Lancé en 2008 après le Grenelle de l'environnement, le plan Écophyto avait pour objectif d'atteindre 50 % de réduction l'utilisation de pesticides en 10 ans. Un plan qui n'a jamais abouti. La suspension de ce plan fait grincer les dents des écologistes.

Vice-présidente la Commission du développement durable et de l'aménagement du territoire et inspectrice de l'environnement au sein de la direction régionale de l'Environnement, de l'Aménagement et du Logement (DREAL), Lisa Belluco s'indigne face aux annonces du gouvernement, ce jeudi 1ᵉʳ février.

Que pensez-vous de la mise "en pause" du plan Ecophyto, annoncé par Marc Fesneau, ministre de l'Agriculture et de la Souveraineté alimentaire ?

Je trouve ça complètement stupide. C'est en quelque sorte du populisme agricole, c'est penser que l'agriculture ne se fait pas sans produit chimique.

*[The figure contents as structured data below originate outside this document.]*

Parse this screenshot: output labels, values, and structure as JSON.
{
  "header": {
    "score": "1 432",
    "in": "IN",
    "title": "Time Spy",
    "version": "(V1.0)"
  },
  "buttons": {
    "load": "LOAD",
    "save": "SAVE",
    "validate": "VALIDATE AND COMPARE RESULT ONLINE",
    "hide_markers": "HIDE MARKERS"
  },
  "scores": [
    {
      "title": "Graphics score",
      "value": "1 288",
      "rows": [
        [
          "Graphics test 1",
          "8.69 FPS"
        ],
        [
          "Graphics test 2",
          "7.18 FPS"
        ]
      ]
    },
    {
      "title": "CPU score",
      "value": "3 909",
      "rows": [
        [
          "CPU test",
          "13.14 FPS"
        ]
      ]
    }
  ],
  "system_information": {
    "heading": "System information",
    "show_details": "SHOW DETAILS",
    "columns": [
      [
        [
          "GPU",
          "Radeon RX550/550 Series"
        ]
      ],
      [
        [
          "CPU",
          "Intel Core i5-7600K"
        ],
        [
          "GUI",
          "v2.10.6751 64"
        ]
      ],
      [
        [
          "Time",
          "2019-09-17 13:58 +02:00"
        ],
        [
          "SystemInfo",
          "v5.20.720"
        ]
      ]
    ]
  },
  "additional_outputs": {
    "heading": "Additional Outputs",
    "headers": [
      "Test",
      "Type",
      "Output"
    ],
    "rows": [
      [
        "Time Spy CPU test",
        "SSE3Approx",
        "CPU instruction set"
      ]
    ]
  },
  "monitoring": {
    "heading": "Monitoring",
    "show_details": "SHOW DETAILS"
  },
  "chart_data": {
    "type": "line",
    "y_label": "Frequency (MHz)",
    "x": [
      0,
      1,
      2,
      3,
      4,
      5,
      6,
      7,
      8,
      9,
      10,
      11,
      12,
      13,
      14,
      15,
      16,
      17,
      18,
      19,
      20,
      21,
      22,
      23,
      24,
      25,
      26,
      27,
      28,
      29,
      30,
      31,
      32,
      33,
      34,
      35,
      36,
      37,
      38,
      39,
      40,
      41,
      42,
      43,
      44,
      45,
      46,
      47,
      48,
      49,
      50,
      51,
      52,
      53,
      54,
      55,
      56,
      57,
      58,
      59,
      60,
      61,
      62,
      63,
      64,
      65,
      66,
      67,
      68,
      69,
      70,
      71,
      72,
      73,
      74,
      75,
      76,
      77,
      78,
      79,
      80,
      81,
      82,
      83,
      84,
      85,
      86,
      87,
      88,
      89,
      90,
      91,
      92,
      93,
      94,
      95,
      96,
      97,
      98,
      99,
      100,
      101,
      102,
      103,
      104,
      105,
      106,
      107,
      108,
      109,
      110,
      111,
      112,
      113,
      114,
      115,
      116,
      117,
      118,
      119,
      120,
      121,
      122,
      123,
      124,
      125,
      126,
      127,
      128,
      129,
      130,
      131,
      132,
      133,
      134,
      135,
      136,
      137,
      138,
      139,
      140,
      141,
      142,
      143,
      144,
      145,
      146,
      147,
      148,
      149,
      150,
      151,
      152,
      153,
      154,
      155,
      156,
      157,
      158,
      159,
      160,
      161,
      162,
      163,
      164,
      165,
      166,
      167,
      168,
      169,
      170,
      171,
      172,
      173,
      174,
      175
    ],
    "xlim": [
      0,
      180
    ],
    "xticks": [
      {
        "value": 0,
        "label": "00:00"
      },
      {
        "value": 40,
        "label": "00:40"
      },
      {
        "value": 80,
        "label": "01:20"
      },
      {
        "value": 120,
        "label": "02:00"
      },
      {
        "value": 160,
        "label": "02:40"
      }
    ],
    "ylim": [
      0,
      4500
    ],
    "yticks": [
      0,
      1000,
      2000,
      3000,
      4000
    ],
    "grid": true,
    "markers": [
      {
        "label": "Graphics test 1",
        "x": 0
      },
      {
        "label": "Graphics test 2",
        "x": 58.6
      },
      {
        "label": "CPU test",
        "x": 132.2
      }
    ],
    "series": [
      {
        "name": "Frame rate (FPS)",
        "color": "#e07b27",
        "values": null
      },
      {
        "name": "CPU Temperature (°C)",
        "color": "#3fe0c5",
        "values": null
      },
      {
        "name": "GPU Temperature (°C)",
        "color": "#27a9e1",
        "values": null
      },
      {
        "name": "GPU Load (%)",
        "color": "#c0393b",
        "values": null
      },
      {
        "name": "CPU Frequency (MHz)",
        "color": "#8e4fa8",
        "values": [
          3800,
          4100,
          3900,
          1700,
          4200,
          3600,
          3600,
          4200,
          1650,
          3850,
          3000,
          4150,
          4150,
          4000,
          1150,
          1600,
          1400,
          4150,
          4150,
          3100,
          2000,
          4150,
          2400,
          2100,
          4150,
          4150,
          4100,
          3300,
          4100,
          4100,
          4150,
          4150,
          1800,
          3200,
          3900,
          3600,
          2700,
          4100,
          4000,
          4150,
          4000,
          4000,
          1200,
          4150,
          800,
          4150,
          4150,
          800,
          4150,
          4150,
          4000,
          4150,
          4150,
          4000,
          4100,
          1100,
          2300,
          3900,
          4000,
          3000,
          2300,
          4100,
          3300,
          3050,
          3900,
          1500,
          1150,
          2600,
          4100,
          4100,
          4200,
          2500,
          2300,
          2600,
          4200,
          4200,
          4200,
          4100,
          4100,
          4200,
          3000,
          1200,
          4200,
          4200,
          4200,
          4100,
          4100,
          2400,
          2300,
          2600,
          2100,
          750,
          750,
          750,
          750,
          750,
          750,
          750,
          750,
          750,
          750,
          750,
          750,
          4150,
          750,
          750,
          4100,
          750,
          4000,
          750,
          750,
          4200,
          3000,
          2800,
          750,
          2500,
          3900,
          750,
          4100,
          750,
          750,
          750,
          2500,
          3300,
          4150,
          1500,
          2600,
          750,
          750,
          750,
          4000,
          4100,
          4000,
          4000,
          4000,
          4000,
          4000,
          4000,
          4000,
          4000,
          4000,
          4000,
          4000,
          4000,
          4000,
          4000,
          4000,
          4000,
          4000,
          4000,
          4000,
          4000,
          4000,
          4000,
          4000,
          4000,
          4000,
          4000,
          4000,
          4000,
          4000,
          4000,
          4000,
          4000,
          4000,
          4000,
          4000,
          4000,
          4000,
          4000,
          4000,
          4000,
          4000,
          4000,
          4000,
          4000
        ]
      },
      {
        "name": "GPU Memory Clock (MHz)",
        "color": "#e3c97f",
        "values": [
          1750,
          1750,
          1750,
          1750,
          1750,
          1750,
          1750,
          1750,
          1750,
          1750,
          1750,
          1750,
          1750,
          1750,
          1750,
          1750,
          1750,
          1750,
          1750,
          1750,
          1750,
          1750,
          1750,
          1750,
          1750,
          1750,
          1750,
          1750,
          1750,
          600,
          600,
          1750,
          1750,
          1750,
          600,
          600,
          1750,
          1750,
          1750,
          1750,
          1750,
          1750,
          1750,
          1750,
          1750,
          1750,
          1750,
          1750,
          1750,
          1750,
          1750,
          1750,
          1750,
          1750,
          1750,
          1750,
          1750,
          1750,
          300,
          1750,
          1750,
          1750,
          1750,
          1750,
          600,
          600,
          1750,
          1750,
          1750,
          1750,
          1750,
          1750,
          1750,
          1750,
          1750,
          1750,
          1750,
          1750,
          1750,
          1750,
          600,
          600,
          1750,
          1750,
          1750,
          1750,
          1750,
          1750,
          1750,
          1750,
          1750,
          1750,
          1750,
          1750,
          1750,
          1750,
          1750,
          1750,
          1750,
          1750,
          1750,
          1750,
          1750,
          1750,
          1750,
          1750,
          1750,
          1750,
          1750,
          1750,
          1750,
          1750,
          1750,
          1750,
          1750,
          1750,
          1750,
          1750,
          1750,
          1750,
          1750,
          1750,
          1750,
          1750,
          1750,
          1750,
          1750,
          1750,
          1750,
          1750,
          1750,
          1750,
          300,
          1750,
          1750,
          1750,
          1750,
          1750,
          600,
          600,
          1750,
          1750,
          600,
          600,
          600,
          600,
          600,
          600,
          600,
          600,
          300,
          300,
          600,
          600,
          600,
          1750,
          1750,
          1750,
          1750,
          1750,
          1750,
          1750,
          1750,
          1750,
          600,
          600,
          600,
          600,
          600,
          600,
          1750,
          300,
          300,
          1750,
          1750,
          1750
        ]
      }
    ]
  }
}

Cette "pause", c'est complètement méconnaître le fonctionnement des écosystèmes et ce que l'on fait pousser en agriculture. Plus l'on utilise de chimie, plus on dégrade les écosystèmes, plus c'est difficile de faire pousser des choses parce que l'on ne peut plus profiter des services rendus par la nature.

Dire que l'on arrête Écophyto, c'est idiot et contreproductif. Il s'agit là d'une vision complètement court-termiste pour satisfaire les agriculteurs à l'instant T. De plus, je n'ai même pas eu l'impression que cette pause soit dans leurs revendications principales. Certes, il est difficile de changer de pratique, mais il faut plutôt les accompagner dans de nouvelles pratiques que de dire que l'on arrête tout et que l'on continue comme avant alors que les insectes, les oiseaux disparaissent.

Comprenez-vous la réjouissance de certains exploitants et qui font face à une concurrence déloyale en matière de pesticides ?

Complètement, tous les paysans français sont concernés par cela. Et c'est là qu'est le problème. Je ne pense pas que la réponse acceptable soit de dire que l'on nivelle par le bas. On pourrait très bien être exemplaire, aller aussi loin que l'on est capable de le faire — bien évidemment, cela s'organise et se planifie sur 10 ou 15 ans —. Pour se protéger, on pourrait demander à tous ceux qui commercent avec nous qu'ils respectent les mêmes normes. Il ne s'agirait pas de mettre fin au libre-échange, mais d'encadrer les échanges.

C'est un sujet inter-européen : on ferait mieux de faire du lobbying en ce sens au niveau européen, des accords de libre-échange, plutôt que de dire "ils font n'importe quoi, donc on va faire n'importe quoi aussi". On sait que ce n'est pas la bonne solution pour notre génération et les générations futures.

À côté de La Rochelle, il y a plusieurs cas de cancers pédiatriques et on est sûr à 100 % que c'est à cause des pesticides : vit-on dans une société où l'on est prêt à accepter de donner des cancers aux enfants au nom de la sacro-sainte compétitivité et de la concurrence déloyale ?

Quelles répercussions cette "pause" peut-elle avoir sur les agriculteurs et l'environnement ?

En réalité, cela va peut-être vous étonner, mais finalement, cette mise "en pause" ne va pas avoir beaucoup de conséquences parce que le plan Écophyto initial n'a pas été respecté. D'ailleurs, en juin 2023, le Tribunal administratif de Paris a condamné l'État à faire respecter le plan Écophyto. Il y a des trajectoires inscrites dans la loi sur la restriction des pesticides et tout le monde s'en fout.

On va continuer à faire disparaître les insectes, polluer et tuer les sols, à rendre malade les agriculteurs, car les premières victimes des pesticides, ce sont eux. Des groupes de pression essayent de semer le doute. Au moment de la discussion autour du glyphosate, de nombreux scientifiques se sont prononcés pour dire que, très vraisemblablement, la maladie de Parkinson, notamment chez les agriculteurs, était dû à l'utilisation massive des pesticides. 

Les écosystèmes fonctionnent moins bien, les terres s'appauvrissent sans apport de synthèse, plus de pollinisation sans insectes... cela réduit aussi la productivité.